“Well, now you've got that load off your mind, come on over and get a cup of coffee. But while you're thinking about whether you want anything but my heart's blood, I'm going to speak right up and tell you a few things that commonly ain't none of my business.

“Do you know your wife came within an ace of burning to death yesterday?” Manley sat up with a jerk and glared at him. “Do you know you're burned out, slick and clean—all except the shack? Hay, stables, corral, wagons, chickens—” Kent spread his hands in a gesture including all minor details. “I rode over there when I saw the fire coming, and it's lucky I did, old-timer. I back-fired and saved the house—and your wife—from going up in smoke. But everything else went. Let that sink into your system, will you? And just see if you can draw a picture of what woulda happened if nobody had showed up—if that fire had hit the coulee with nobody there but your wife. Why, I run onto her half-way up the bluff, packing a wet sack, to fight it at the fire guards I Now, Man, it ain't any credit to, you that the worst didn't happen. I'd sure like to tell you what I think of a fellow that will leave a woman out there, twenty miles from town and ten from the nearest neighbor—and them not at home—to take a chance on a thing like that; but I can't. I never learned words enough.

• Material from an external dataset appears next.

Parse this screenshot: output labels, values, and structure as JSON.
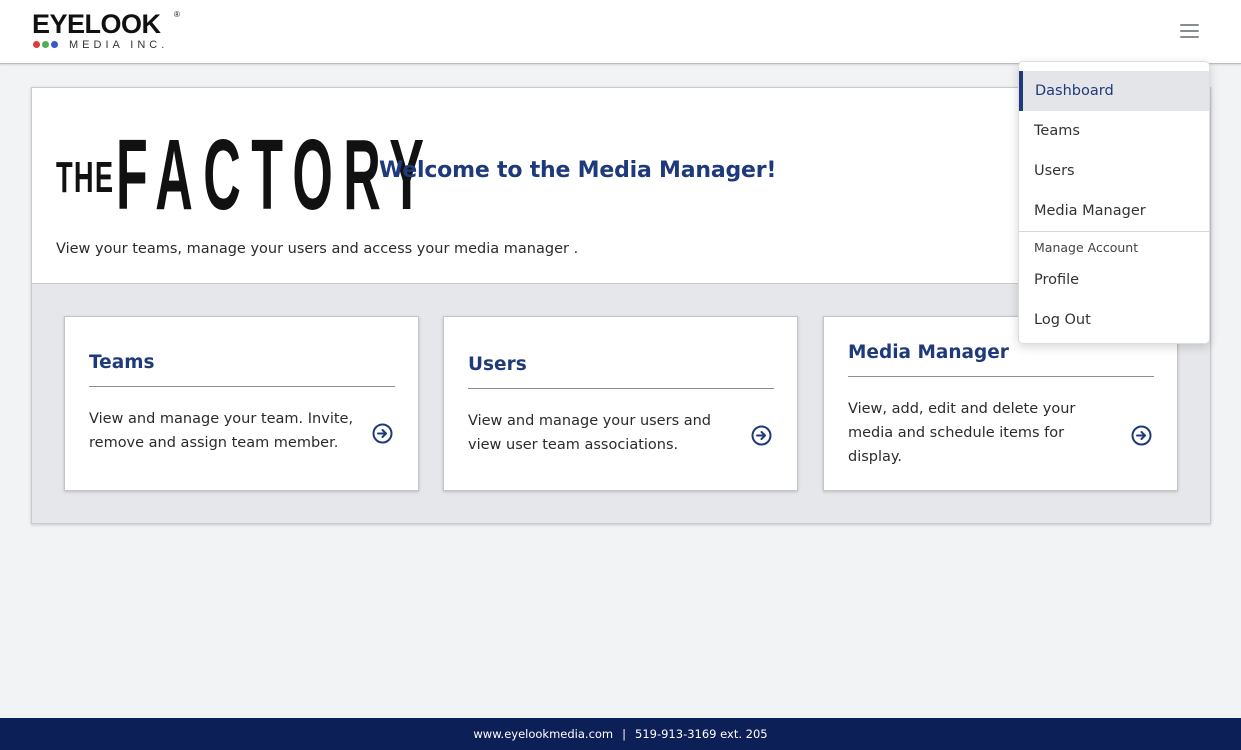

“There's another thing. Old lady Hawley took more interest in her than you did; she drove out there to see how about it, as soon as the fire had burned on past and left the trail safe. And it didn't look good to her—that little woman stuck out there all by herself. She made her pack up some clothes, and brought her to town with her. She didn't want to come; she had an idea that she ought to stay with it till you showed up. But the only original Hawley is sure all right! She talked your wife plumb outa the house and into the rig, and brought her to town. She's over to the hotel now.”

“Val at the hotel? How long has she been there?” Manley began smoothing his hair and his crumpled clothes with his hands, “Good heavens! You told her I'd gone on out, and had missed her on the trail, didn't you, Kent? She doesn't know I'm in town, does she? You always were a good fellow—I haven't forgotten how you—”

“Well, you can forget it now. I didn't tell her anything like that. I didn't think of it, for one thing. She knew all the time that you were in town. I'm tired of lying to her. I told her the truth. I told her you were drunk.”

Manley's jaw dropped. “You—you told her—”

“Ex-actly. I told her you were drunk.” Kent nodded gravely, and his lips curled as he watched the other cringe. “She called me a liar,” he added, with a certain reminiscent amusement.

Manley brightened. “That's Val—once she believes in a person she's loyal as—”

“She ain't now,” Kent interposed dryly. “When I let up she was plumb convinced. She knows now what ailed you the day she came and you didn't meet her.”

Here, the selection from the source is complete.